“Y tenía ojos azules en medio de aquel viejo rostro suyo, que eran sorprendentemente como los de un chaval, con aquella expresión cándida que algunos hombres corrientes preservan hasta el fin de sus días por un raro don interior de sencillez de corazón y rectitud de espíritu”.
La cita viene de Juventud, escrita por Joseph Conrad. Hace muchos años que Conrad me acompaña –o yo a él-. Lo mejor, su penetración psicológica, esa fenomenología de lo psicológico: a veces, dispersa en un texto, como relámpagos breves que entregan una visión asombrosa y certera en medio de la oscuridad; otras, prolongada como un estudio intencional, que va reconociendo concienzudamente las diversas caras de un poliedro.

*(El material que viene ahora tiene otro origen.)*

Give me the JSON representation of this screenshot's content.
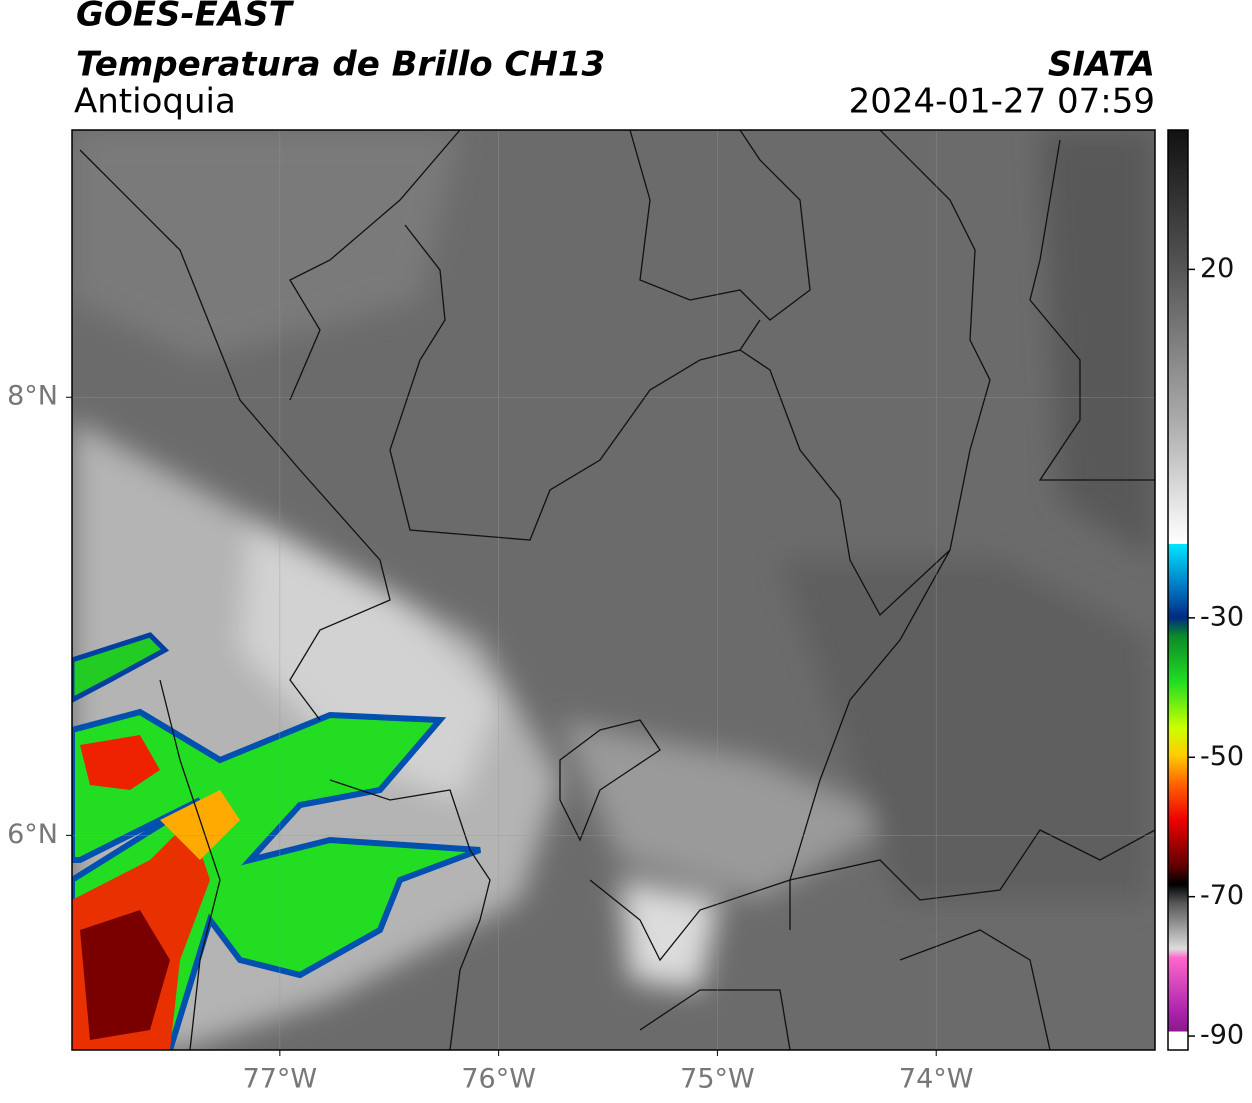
{
  "header": {
    "satellite": "GOES-EAST",
    "product": "Temperatura de Brillo CH13",
    "region": "Antioquia",
    "agency": "SIATA",
    "datetime": "2024-01-27 07:59"
  },
  "map": {
    "lonlim": [
      -77.95,
      -73.0
    ],
    "latlim": [
      5.02,
      9.22
    ],
    "lonticks": [
      {
        "value": -77,
        "label": "77°W"
      },
      {
        "value": -76,
        "label": "76°W"
      },
      {
        "value": -75,
        "label": "75°W"
      },
      {
        "value": -74,
        "label": "74°W"
      }
    ],
    "latticks": [
      {
        "value": 8,
        "label": "8°N"
      },
      {
        "value": 6,
        "label": "6°N"
      }
    ],
    "grid": true
  },
  "colorbar": {
    "lim": [
      -92,
      40
    ],
    "ticks": [
      20,
      -30,
      -50,
      -70,
      -90
    ]
  }
}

Lo no tan bueno: la morosidad e inflación de datos contra la marcha de la trama –al menos dos novelas no le funcionan bien en este sentido, y se vuelven tediosas: Salvamento y Chance-. Y yendo un poco más al fondo, la renuencia a conectar con lo espiritual, y dejarlo todo en un “misterio” puramente intramundano. Así se justifica en sus Notas sobre La línea de sombra. Evidentemente, cada uno hace lo que quiere en/con lo que escribe, pero su argumentación me parece filosóficamente pobre, porque simplemente se niega a plantear la posibilidad de la trascendencia: por principio, lo sobrenatural queda fuera del diálogo. Bueno, es el peaje de finales del XIX, de un positivismo rampante y un psicologismo triunfante. Con todo, Conrad es tan grande que, pese a él mismo, sus narraciones apuntan, con la inevitabilidad con que la cabra tira al monte, hacia el misterio trascendente de la persona.